Après plus de 35 ans, pour certaines, d’obéissance silencieuse, de tête penchée sur les machines, elles ont stoppé net la mécanique. Pour un temps court, qu’elles savent limité. Un temps d’autant plus précieux. Cela bouleverse les relations entre elles. Elles racontent qu’elles se sont re-découvertes, sous d’autres jours, qu’elles n’auraient jamais pu imaginer qu’une telle ou une telle soit capable de telle ou telle chose (souvent dans le meilleur, parfois dans le pire), que ça les a galvanisées, sorties d’elles-mêmes.
Ça a bouleversé les relations dans leur entourage, dans leurs vies privées, dans les couples. Certaines ont divorcé après, d’autres se sont mariées. Leurs maris en ont parfois fait de graves dépressions. C’est cela qui m’intéresse : ce déplacement qu’elles ont vécu, dont elles témoignent, cette façon de faire un pas de côté, de se mettre «hors de», cet acte ultime de refus, de désobéissance au système, et la façon dont cela les a révélées, à elles-mêmes et aux autres.


Et puis la suite. L’ après.
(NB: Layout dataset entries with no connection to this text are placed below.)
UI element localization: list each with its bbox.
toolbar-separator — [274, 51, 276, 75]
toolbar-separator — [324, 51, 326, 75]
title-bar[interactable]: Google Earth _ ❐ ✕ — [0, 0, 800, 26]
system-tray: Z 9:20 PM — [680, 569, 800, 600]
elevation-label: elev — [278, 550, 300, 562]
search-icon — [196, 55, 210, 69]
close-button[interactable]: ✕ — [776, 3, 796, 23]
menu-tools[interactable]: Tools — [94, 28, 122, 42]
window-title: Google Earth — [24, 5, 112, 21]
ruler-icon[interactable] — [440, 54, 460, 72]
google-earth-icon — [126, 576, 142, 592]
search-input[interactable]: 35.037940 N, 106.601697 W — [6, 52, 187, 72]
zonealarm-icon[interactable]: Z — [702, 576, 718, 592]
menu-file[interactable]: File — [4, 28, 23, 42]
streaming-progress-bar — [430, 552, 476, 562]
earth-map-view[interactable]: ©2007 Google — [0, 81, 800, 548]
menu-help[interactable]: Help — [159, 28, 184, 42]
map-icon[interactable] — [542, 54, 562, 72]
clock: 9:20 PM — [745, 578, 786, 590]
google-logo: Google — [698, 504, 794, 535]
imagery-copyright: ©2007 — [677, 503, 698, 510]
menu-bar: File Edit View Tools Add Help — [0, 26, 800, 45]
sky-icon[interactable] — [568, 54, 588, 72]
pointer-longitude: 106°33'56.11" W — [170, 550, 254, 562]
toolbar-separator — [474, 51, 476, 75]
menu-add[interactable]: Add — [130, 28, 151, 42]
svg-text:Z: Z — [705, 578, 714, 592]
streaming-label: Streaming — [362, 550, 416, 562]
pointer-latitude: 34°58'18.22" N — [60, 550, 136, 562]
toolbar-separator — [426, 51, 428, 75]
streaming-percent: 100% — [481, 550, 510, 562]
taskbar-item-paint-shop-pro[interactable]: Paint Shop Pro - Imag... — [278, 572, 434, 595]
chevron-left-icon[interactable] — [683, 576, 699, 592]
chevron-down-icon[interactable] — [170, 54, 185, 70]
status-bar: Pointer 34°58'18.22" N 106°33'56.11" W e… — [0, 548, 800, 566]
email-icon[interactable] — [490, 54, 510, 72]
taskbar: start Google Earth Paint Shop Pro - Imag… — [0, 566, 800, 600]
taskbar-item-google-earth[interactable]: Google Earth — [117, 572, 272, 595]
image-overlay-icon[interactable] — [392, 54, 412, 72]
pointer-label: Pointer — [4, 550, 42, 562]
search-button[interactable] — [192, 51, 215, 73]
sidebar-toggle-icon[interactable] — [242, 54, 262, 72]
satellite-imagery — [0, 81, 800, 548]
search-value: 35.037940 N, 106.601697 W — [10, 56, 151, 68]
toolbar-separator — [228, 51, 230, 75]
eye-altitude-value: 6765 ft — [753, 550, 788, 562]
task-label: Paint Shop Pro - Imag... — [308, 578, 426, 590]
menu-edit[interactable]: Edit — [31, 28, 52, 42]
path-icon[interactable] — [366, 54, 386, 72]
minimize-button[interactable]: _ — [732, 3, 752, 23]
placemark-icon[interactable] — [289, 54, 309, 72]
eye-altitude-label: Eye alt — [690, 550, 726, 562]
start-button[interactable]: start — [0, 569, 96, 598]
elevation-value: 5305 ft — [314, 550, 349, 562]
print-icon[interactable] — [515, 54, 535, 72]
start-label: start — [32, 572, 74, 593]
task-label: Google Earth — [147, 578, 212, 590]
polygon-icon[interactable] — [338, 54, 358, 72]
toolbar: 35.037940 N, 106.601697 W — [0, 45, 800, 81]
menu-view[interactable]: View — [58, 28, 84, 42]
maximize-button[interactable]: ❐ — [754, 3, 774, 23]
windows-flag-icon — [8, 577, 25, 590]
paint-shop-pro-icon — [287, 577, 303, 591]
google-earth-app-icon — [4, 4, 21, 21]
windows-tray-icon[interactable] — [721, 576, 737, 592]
Comment elles ont repris le quotidien, une fois la lutte passée (ou en tout cas apaisée, car elle n’est pas finie pour celles qui tentent de récupérer les maigres primes durement négociées et que l’entreprise ne leur a finalement jamais versées). Ce qui s’est passé, une fois les vies revenues à la normale, une fois le système réintégré, que ce soit à travers le chômage, la pré-retraire, les petits boulots précaires, ou la réembauche dans le même atelier par un repreneur transformé en patron tyrannique et paranoïaque (forcément il se méfie). Et ce que ça a laissé comme vide, comme nécessité vitale alors de «ne plus parler de tout ça», de tourner la page, parce que sinon «ça remue de la mort dans la tête». Mais quelle mort? Celle de maintenant, après s’être senties tellement vivantes et existantes durant ces quelques semaines de lutte, ou celle traversée alors avec la fermeture de l’usine et le piétinement de 30 années de leurs vies, même si c’était des vies au SMIC jamais augmenté, aux gestes répétitifs, aux revendications impossibles ?


C’est cela qui m’intéresse : au coeur de leurs récits, de leurs mots, de leur manière de raconter cela, au coeur de cet intime, de ces vies que beaucoup qualifient, vu de loin, de haut, de petites vies, interroger le politique et l’universalité de l’humain, ce qui fait sens, ce que ça raconte sur nous, de nos luttes et de nos obéissances, de nos résignations et de nos résistances. De nos places assignées et de nos possibles (mais si difficiles ou non désirés, non nommés, non osés) pas de côté. Ce que ça raconte de nos humanités et de nos vies dans cette société que nous continuons à coudre malgré tout jours après jours. A plates coutures.